Sunday 15 March 2009

Michael Woods writes about Hitcher

This blackly comic poem captures beautifully the way in which someone who feels they might have lived their life in a way that is not constrained by the conventional demands of work and “getting and spending” (as Wordsworth put it) takes revenge on a hitchhiker who has managed just that by attacking him and throwing him out of his car whilst it is moving quickly enough for him to be in “third gear”.

The choice of a dramatic monologue helps Armitage to articulate the imagined thoughts of the man who feels he has missed out on the free lifestyle that only requires “just a toothbrush and the good earth for a bed” (line 8).

Another way of reading the poem is in strictly metaphorical terms wherein the hitcher may well be the speaker himself remembering himself as a before he was enslaved a conventional working life. He may be denying that another side of him actually existed by saying that he and the hitcher are not exactly the same age.

The speaker in the poem is clearly worried about being given the sack from work when he hears an uncompromising message on his telephone answering machine and this is the italicised line 3. He “thumbed a lift” to where his car was parked. This is puzzling because it suggests that he, too, may be seen as a hitcher.

He then described picking up a hitcher in Leeds, a man who was “following the sun from west to east” (line 7), suggesting that his life is dictated by natural rhythms, no the mechanical interruptions of an answering machine or the demands of work. The hitcher quotes the 1960s radical folk singer, Bob Dylan by saying that the truth is “blowin’ in the wind”, / or round the next bend.” (lines 8-9). This incenses the speaker as he resents being reminded of the fact that he is not as free as this man and neither does he seem to have the courage to be like him.

In a shocking display of violence he says, “I let him have it”, going on to detail attacking the hitcher with a “krooklok”, something designed to secure a car’s steering wheel and never intended for use as a weapon. In saying that he “let him out” (line 17) we understand that he means that he pushed him out deliberately. This is an appalling act on top of the head butt and six blows to the face with the krooklok mentioned earlier.

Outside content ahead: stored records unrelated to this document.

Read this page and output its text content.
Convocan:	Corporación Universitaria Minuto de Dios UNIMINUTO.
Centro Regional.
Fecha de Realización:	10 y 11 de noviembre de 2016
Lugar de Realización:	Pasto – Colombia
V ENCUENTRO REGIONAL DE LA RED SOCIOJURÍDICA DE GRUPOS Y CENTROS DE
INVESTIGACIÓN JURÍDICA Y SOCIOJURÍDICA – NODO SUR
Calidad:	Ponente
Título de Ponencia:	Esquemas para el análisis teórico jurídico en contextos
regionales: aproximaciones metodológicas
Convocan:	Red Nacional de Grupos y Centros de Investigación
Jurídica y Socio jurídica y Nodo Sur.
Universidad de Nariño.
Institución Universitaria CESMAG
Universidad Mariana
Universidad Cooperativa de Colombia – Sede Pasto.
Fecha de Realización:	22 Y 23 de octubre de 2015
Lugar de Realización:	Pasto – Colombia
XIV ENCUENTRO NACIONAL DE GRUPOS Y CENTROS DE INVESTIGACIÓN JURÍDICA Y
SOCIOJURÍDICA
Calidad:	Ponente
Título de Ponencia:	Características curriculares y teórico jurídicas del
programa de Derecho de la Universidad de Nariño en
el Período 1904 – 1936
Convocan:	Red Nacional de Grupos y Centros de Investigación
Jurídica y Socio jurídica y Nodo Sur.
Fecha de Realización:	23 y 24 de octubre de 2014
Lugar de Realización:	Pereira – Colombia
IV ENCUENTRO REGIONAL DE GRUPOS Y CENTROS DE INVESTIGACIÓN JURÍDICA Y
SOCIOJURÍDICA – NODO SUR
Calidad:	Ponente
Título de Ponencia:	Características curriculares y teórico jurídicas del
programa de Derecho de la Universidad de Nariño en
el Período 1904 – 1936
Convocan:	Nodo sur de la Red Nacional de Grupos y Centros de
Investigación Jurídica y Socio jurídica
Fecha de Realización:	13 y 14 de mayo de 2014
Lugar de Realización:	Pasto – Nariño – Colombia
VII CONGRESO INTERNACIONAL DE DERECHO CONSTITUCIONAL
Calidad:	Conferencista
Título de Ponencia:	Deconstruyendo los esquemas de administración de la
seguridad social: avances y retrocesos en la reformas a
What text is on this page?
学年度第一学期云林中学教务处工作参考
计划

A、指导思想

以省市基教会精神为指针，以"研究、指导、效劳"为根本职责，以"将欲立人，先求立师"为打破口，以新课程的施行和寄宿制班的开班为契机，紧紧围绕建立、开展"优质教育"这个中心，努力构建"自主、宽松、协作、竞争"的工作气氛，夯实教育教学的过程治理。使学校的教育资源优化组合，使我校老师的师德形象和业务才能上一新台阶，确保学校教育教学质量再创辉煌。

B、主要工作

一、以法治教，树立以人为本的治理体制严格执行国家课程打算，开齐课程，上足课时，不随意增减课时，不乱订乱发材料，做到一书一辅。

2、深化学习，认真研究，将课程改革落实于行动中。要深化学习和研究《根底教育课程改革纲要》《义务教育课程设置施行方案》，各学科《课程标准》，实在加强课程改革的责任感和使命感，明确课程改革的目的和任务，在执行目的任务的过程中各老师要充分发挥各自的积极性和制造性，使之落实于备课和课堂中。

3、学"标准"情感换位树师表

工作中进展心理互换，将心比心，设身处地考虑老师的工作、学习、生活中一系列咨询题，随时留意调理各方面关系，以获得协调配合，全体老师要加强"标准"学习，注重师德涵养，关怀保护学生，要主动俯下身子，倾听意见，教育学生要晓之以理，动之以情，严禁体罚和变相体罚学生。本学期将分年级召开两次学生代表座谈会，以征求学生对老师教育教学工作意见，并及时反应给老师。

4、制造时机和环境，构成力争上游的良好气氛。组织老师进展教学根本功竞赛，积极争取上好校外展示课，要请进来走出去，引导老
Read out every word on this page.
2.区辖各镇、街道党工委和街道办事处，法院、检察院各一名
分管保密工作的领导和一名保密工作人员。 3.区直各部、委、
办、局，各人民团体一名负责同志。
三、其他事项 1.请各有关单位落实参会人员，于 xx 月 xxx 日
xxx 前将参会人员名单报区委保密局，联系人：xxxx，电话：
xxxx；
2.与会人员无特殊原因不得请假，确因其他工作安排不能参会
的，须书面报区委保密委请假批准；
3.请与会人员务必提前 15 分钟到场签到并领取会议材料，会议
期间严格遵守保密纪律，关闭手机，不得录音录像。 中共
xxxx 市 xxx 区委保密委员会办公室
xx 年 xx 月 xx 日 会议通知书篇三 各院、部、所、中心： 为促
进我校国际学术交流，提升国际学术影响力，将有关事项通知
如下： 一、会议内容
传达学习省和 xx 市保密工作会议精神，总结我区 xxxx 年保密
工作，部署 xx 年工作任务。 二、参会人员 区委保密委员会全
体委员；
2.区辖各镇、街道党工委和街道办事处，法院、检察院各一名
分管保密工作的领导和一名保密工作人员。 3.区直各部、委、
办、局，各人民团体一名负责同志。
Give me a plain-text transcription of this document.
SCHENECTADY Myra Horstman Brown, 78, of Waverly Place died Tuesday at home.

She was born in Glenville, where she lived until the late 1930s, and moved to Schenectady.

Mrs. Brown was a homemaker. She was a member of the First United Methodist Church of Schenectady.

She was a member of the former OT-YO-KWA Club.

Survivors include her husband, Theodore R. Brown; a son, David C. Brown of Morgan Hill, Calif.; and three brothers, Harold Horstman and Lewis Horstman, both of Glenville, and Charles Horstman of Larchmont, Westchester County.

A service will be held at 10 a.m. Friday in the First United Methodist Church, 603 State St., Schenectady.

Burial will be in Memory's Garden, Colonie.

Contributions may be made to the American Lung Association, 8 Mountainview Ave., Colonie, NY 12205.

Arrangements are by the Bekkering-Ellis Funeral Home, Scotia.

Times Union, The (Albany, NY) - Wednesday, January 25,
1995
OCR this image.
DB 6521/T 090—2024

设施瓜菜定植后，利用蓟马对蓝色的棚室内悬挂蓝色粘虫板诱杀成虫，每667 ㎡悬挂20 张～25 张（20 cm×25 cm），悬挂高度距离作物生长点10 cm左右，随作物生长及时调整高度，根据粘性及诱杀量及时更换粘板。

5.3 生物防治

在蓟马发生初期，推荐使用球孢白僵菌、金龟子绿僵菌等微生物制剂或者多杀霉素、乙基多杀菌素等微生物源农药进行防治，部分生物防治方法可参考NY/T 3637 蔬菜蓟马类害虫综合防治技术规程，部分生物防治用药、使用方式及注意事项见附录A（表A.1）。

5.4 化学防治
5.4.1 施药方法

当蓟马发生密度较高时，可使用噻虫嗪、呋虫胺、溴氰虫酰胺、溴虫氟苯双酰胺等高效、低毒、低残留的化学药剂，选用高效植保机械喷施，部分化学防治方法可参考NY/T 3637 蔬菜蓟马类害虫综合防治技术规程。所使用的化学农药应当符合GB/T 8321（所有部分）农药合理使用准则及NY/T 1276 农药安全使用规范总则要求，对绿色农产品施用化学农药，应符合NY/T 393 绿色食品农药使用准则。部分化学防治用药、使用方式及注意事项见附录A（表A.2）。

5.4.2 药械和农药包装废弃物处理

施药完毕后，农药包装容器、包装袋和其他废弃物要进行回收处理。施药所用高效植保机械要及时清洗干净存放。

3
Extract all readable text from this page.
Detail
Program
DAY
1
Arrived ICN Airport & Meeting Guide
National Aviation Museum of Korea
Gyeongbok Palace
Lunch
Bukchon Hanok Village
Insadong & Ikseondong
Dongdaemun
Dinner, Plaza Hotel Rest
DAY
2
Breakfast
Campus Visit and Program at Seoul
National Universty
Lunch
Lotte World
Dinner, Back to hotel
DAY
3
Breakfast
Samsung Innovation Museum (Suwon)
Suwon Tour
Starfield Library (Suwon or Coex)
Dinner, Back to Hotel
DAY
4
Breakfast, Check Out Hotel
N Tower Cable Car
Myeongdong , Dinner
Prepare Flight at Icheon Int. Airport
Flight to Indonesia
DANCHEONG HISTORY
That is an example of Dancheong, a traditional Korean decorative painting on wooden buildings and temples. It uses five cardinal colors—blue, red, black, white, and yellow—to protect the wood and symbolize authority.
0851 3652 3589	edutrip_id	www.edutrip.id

The remainder of the incident is reported as a reflection in the speaker’s rear view mirror. He is described as “bouncing off the kerb” (line 18). The speaker seems utterly unconcerned by this and casually reports, “We were the same age, give or take a week.” His brutality is contrasted with the gentleness of the hitcher who “liked the breeze / to run its fingers / through his hair” (lines 20-22). The speaker then fixes the time of the incident precisely by relaying the weather forecast to which he has clearly been listening on his car radio. This compounds his appalling lack of concerns and the fact that he can be so self absorbed as to observe, “The outlook for the day was moderate to fair” (line 23). This is dreadfully shocking as it uses the language of the shipping forecast to make clear that the death of the hitcher has not spoiled the day; quite the opposite in fact – things could get better.

The concluding statement leaves the reader in no doubt that the speaker is utterly amoral: “Stitch that, I remember thinking, / you can walk from there.” (lines 24-5). The implication is that the hitcher will never be walking anywhere again, even though we are certain that he has died. As mentioned earlier in this commentary, it could be that the speaker has to leave his former self behind and has described this in terms of a murder to draw attention to the effects of a conventional life on the average working person. This may not be acceptable as an interpretation so it is important to arrive at your own conclusion.